Rob and I are reading Your God Is Too Safe as a devotion. Last night Rob read the following paragraph:

The Psalms are the prayers that God's covenant people have birthed out of their celebration and anguish, their hope and hopelessness, their anger and forgiveness, their captivity and exile and conquest through triumph. They track a path through the vastness of human emotion, its tundras and its jungles, and direct all of it Godward. What do you do with you hatred, bitterness, ecstasy, weariness, heaviness, longings, disappointments, despair, and desires? To whom can you entrust all that? Centuries of wisdom tell us that the Psalms give form to and language for the fullness and undiluted, to God. They are gathering places, repositories, where the mundaneness and tragedy and glory of being human can be sorted out and given back as worship. As prayer.

I really needed to hear those words, it was an "ah ha" moment for me. I was reminded of

Psalm 5: 1-3
O Lord, hear me as I pray;

pay attention to my groaning.

Listen to my cry for help, my King and my God,

for I pray to no one but you.

Listen to my voice in the morning, Lord.

Each morning I bring my requests to you and wait expectantly.


I prayed this Psalm as we waited for Igor's court date. I will now pray it as we wait for our referral. Today, I feel much better about our adoption and the wait.


Another contributor to yesterday's sadness was an agency update on the referral we lost. Please continue to pray for this little boy.

7 comments:

E said...

Candy,

I'm so sorry. I'll be praying your heart will be covered in the peace of the Lord as you continue to wait.

And...thank you for the encouragement, too. I needed to read what you shared from your devotion.

xoxo
Erica

Apryl said...

Candy,
I'm overwhelmed with the sad situations that we've seen this week. Your family is on my mind often and I pray that you will press on knowing that God has a child for you. It's so hard some day to just...keep...going. Especially when you get sad news. Praying for that little guy too--so sad.

much love,
apryl

kim said...

Candy,
I just want you to know that we are continuing to pray for your family. We know the feelings of a long wait and are lifting you up!

Lots of love,
Kim (YG)

Jori said...

Candy~ you so know you are in my thoughts and prayers. I dont' understand it and you have been waiting along time but please hang in there my friend ~ I know I am going to need your great advice and friendship to continue on this journey! Press on my friend, press on!
love, jori

KLT said...

Candy,

Your family continues to be in our prayers as we follow the AWAA family stories. Thank you for sharing from your devotional as well. "Your God is Too Safe" is one of my favorite books. Anything by Mark Buchanan is a stretching read! Enjoy the stretch.

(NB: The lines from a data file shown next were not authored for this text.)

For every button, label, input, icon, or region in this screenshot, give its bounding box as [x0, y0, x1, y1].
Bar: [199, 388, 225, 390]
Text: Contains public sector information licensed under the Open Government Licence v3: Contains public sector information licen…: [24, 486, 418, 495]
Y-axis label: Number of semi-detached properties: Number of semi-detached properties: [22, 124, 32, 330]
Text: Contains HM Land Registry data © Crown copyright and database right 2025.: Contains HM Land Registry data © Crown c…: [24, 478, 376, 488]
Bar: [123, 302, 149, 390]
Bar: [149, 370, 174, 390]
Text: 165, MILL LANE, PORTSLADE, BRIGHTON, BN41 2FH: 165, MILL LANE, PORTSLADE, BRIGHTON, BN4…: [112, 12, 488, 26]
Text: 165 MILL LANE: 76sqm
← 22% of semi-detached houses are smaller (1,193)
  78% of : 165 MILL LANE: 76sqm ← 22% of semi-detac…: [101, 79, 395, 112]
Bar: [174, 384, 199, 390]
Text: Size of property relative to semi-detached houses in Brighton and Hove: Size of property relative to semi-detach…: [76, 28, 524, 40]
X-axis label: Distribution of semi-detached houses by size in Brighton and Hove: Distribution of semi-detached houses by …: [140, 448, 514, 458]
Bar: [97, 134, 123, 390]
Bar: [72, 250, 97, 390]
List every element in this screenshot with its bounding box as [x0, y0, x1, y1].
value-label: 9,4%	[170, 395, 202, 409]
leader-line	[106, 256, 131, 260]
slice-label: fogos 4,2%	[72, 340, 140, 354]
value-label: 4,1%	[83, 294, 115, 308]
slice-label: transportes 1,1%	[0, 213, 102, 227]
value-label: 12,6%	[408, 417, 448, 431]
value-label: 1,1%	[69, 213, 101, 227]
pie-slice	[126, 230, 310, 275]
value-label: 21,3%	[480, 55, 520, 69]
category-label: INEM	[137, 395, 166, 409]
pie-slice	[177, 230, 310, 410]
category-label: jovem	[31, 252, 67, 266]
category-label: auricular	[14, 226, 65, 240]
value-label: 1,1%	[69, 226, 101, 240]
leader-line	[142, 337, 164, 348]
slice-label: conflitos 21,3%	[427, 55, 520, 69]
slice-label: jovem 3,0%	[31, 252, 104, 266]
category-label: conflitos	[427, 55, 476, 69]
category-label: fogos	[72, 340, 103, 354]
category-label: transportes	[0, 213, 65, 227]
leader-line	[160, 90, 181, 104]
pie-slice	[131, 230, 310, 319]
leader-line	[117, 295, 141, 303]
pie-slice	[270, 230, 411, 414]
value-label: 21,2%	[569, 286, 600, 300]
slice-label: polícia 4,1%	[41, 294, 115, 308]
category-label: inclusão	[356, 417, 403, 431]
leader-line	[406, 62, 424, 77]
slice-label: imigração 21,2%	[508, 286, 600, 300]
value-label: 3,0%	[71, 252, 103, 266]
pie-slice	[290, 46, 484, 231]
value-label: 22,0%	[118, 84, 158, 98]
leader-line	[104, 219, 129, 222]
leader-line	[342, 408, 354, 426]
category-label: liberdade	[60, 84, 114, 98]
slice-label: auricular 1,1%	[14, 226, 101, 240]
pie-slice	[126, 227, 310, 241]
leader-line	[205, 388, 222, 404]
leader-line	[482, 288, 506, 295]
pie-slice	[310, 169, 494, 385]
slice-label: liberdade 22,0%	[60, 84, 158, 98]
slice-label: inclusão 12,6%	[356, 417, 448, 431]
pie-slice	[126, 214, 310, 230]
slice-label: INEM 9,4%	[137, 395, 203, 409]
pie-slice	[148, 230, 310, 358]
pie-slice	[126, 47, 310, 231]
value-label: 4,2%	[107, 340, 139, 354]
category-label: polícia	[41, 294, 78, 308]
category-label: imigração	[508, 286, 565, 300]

Blessings -- Kristy Tapper

Melodie Monberg said...

Ah...I'm so glad for your honesty. It does my heart good to hear that we are all in this journey together.

Will be praying for all things...the right time, the right child...

Melodie

Team Dragovich said...

Candy, Thank you so much for sharing your devotion time. It was much needed "food" for our weary bodies. I am with Apryl-- overwhelmed and not sure what to do with all of it. But there is Hope... Joy will come in the morning.

Praying, praying, praying... He is your strong tower.